第6章 爆豪くんのいない四日間
「オイ。」
部屋の扉を開けると爆豪くんに呼び止められ、足を止めた。
「学校終わったら真っ直ぐ帰って来い。俺がいねーからって他の奴と無駄に話すな。」
「…善処します。」
「あ゛あ?返事は〝はい〟だろーが。」
どうしてそこまでして私が他の人と関わるのを嫌がるのか理解出来ない。それが表情に出てたのか、爆豪くんは眉間に皺を寄せ、私の手を掴み、自分の方へと引き寄せた。そして、私の首筋に顔を埋めると、チクリとした痛みが走った。
「…っ!」
爆豪くんの隣の部屋の扉が開き、出て来た切島くんと目が合った。
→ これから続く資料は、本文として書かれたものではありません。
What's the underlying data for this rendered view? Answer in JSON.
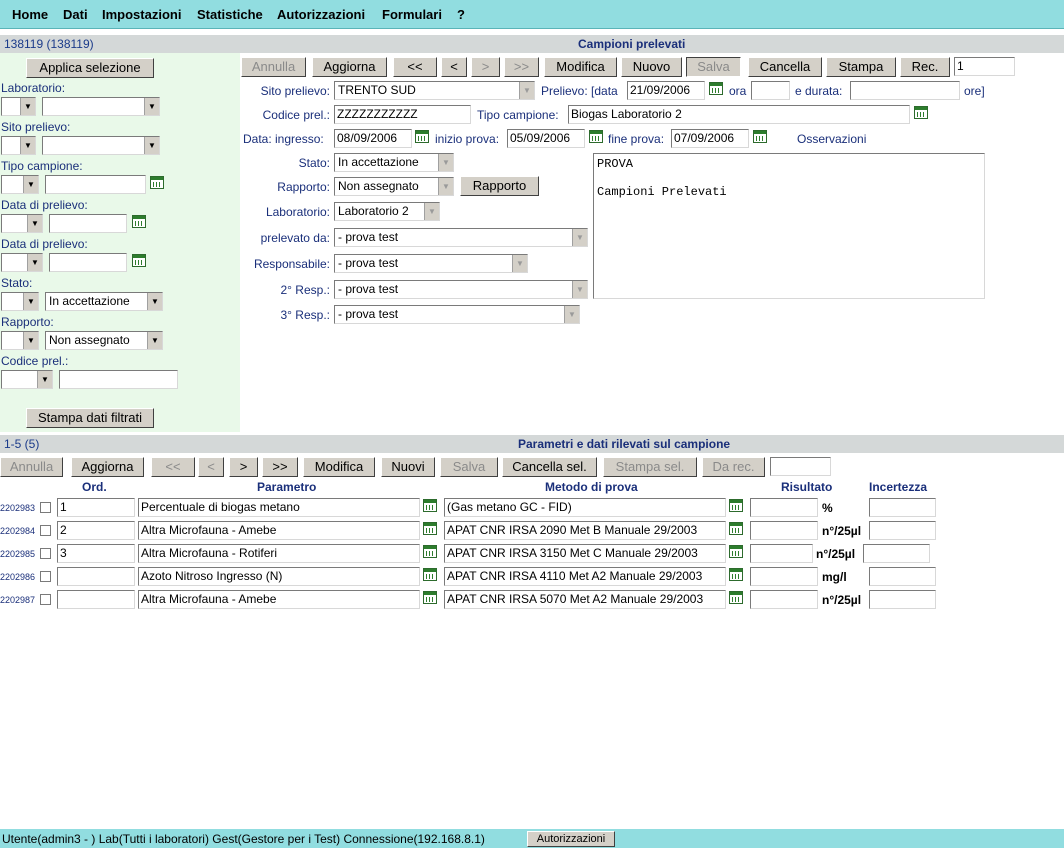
{
  "menu": [
    "Home",
    "Dati",
    "Impostazioni",
    "Statistiche",
    "Autorizzazioni",
    "Formulari",
    "?"
  ],
  "header": {
    "record_id": "138119 (138119)",
    "title": "Campioni prelevati"
  },
  "filter": {
    "apply_label": "Applica selezione",
    "laboratorio_label": "Laboratorio:",
    "sito_label": "Sito prelievo:",
    "tipo_label": "Tipo campione:",
    "data1_label": "Data di prelievo:",
    "data2_label": "Data di prelievo:",
    "stato_label": "Stato:",
    "stato_value": "In accettazione",
    "rapporto_label": "Rapporto:",
    "rapporto_value": "Non assegnato",
    "codice_label": "Codice prel.:",
    "print_label": "Stampa dati filtrati"
  },
  "toolbar": {
    "annulla": "Annulla",
    "aggiorna": "Aggiorna",
    "first": "<<",
    "prev": "<",
    "next": ">",
    "last": ">>",
    "modifica": "Modifica",
    "nuovo": "Nuovo",
    "salva": "Salva",
    "cancella": "Cancella",
    "stampa": "Stampa",
    "rec": "Rec.",
    "rec_value": "1"
  },
  "form": {
    "sito_label": "Sito prelievo:",
    "sito_value": "TRENTO SUD",
    "prelievo_label": "Prelievo: [data",
    "prelievo_data": "21/09/2006",
    "ora_label": "ora",
    "durata_label": "e durata:",
    "ore_label": "ore]",
    "codice_label": "Codice prel.:",
    "codice_value": "ZZZZZZZZZZZ",
    "tipo_label": "Tipo campione:",
    "tipo_value": "Biogas Laboratorio 2",
    "ingresso_label": "Data: ingresso:",
    "ingresso_value": "08/09/2006",
    "inizio_label": "inizio prova:",
    "inizio_value": "05/09/2006",
    "fine_label": "fine prova:",
    "fine_value": "07/09/2006",
    "osservazioni_label": "Osservazioni",
    "osservazioni_text": "PROVA\n\nCampioni Prelevati",
    "stato_label": "Stato:",
    "stato_value": "In accettazione",
    "rapporto_label": "Rapporto:",
    "rapporto_value": "Non assegnato",
    "rapporto_btn": "Rapporto",
    "lab_label": "Laboratorio:",
    "lab_value": "Laboratorio 2",
    "prelevato_label": "prelevato da:",
    "prelevato_value": "- prova test",
    "resp_label": "Responsabile:",
    "resp_value": "- prova test",
    "resp2_label": "2° Resp.:",
    "resp2_value": "- prova test",
    "resp3_label": "3° Resp.:",
    "resp3_value": "- prova test"
  },
  "params_header": {
    "count": "1-5 (5)",
    "title": "Parametri e dati rilevati sul campione"
  },
  "params_toolbar": {
    "annulla": "Annulla",
    "aggiorna": "Aggiorna",
    "first": "<<",
    "prev": "<",
    "next": ">",
    "last": ">>",
    "modifica": "Modifica",
    "nuovi": "Nuovi",
    "salva": "Salva",
    "cancella_sel": "Cancella sel.",
    "stampa_sel": "Stampa sel.",
    "da_rec": "Da rec."
  },
  "columns": {
    "ord": "Ord.",
    "parametro": "Parametro",
    "metodo": "Metodo di prova",
    "risultato": "Risultato",
    "incertezza": "Incertezza"
  },
  "rows": [
    {
      "id": "2202983",
      "ord": "1",
      "parametro": "Percentuale di biogas metano",
      "metodo": "(Gas metano GC - FID)",
      "unit": "%"
    },
    {
      "id": "2202984",
      "ord": "2",
      "parametro": "Altra Microfauna - Amebe",
      "metodo": "APAT CNR IRSA 2090 Met B Manuale 29/2003",
      "unit": "n°/25µl"
    },
    {
      "id": "2202985",
      "ord": "3",
      "parametro": "Altra Microfauna - Rotiferi",
      "metodo": "APAT CNR IRSA 3150 Met C Manuale 29/2003",
      "unit": "n°/25µl"
    },
    {
      "id": "2202986",
      "ord": "",
      "parametro": "Azoto Nitroso Ingresso (N)",
      "metodo": "APAT CNR IRSA 4110 Met A2 Manuale 29/2003",
      "unit": "mg/l"
    },
    {
      "id": "2202987",
      "ord": "",
      "parametro": "Altra Microfauna - Amebe",
      "metodo": "APAT CNR IRSA 5070 Met A2 Manuale 29/2003",
      "unit": "n°/25µl"
    }
  ],
  "status": {
    "text": "Utente(admin3 - ) Lab(Tutti i laboratori) Gest(Gestore per i Test) Connessione(192.168.8.1)",
    "button": "Autorizzazioni"
  }
}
チクリとした痛みはほんの一瞬で、爆豪くんが私の首筋から離れると、爆豪くんは私の視線の先を見つめた。
「…お、はよっす。朝から仲、いいな…。」
あの時と同じくいけないものでも見てしまったというような切島くんの視線に一気に顔に熱が集まった。すると突然爆豪くんに顔を掴まれた。
「何見てんだクソ髪!」
「いや…!俺は何も見てねーよ!」
「ば、爆豪くん!痛い…!」
加減はしてくれてるんだろうけど、掴まれた部分がミシミシと痛む。顔を隠されてるから状況がイマイチ飲み込めないけど、声のトーンと爆発音が耳に響く事から察するに爆豪くんは怒ってるんだと思う。
「俺、何も見てねーから!」
「待てコラクソ髪!」
爆豪くんの手から解放されれば、視界が開け、階段へと駆けていく切島くんを追い掛ける爆豪くんの背中が見えた。切島くんには恥ずかしい所見られてばっかりだな…。そのせいで爆豪くんに追いかけ回されてるし。爆豪くんも、相手が切島くんだから遠慮無しに個性ぶつけてるんだろうけど。だからといって不憫な事に変わりはない。